Nouvelle libération de beagles, en Suède

L’université d’Uppsala, en Suède, est l’une des plus vieilles du monde, elle a été fondée en 1477. Mais la recherche qui se fait dans cette ville universitaire est bien loin de l’humanisme de l’époque. L’Institut vétérinaire suédois (Sveriges Veterinärmedicinska Anstalt) où a eu lieu une libération de chiens n’échappe pas à la règle.

Cet institut, qui dépend de l’État et a été créé il y a cent ans, en 1911, ne cache même pas qu’il travaille pour une “production de nourriture durable” et que son travail est destiné à améliorer la production d’être vivants, afin que “les produits alimentaires soient produits d’animaux sains, sans agents contagieux, sans hormones de croissance, des résidus pharmaceutiques et d’autres substances étrangères.”

Voici le communiqué de la libération.

Cinq chiens libérés de l’Institut vétérinaire suédois à Uppsala, en Suède

Tôt le matin du 26 mars, cinq chiens ont été libérés de l’Institut vétérinaire de Suède à Uppsala.

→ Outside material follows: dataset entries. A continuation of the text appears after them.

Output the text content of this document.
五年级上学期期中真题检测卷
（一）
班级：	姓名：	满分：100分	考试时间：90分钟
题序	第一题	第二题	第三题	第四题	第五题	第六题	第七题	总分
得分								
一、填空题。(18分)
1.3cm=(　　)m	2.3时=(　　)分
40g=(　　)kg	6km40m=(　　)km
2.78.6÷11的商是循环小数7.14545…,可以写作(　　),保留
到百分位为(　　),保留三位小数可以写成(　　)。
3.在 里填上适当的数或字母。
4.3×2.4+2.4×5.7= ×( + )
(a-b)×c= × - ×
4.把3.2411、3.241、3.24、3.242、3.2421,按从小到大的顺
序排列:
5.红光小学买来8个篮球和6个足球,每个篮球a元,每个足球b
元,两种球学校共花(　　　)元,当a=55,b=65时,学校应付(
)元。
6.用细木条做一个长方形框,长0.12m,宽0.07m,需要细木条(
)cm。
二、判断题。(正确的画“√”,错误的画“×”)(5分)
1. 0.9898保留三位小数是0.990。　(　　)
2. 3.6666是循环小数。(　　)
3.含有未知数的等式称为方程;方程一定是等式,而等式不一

Au lieu d’être utilisé pour l’expérimentation animale, ils vont désormais connaître la vie de famille ; sautant dans l’herbe, jouant et vieillissant en sécurité. Ils vont mener une véritable et bonne vie de chien.

L’exploitation des animaux a de nombreux visages. Un d’entre eux est l’expérimentation animale, d’autres sont les abattoirs, les fermes de cochons, les fermes à fourrure et les usines de poulets.

Cependant, autant il y a de nombreuses manières à recourir à la force, autant il y a de nombreux moyens de mener la résistance.

Le pouvoir dans la compassion et l’action – d’agir contre l’injustice – a entraîné des changements majeurs dans l’histoire.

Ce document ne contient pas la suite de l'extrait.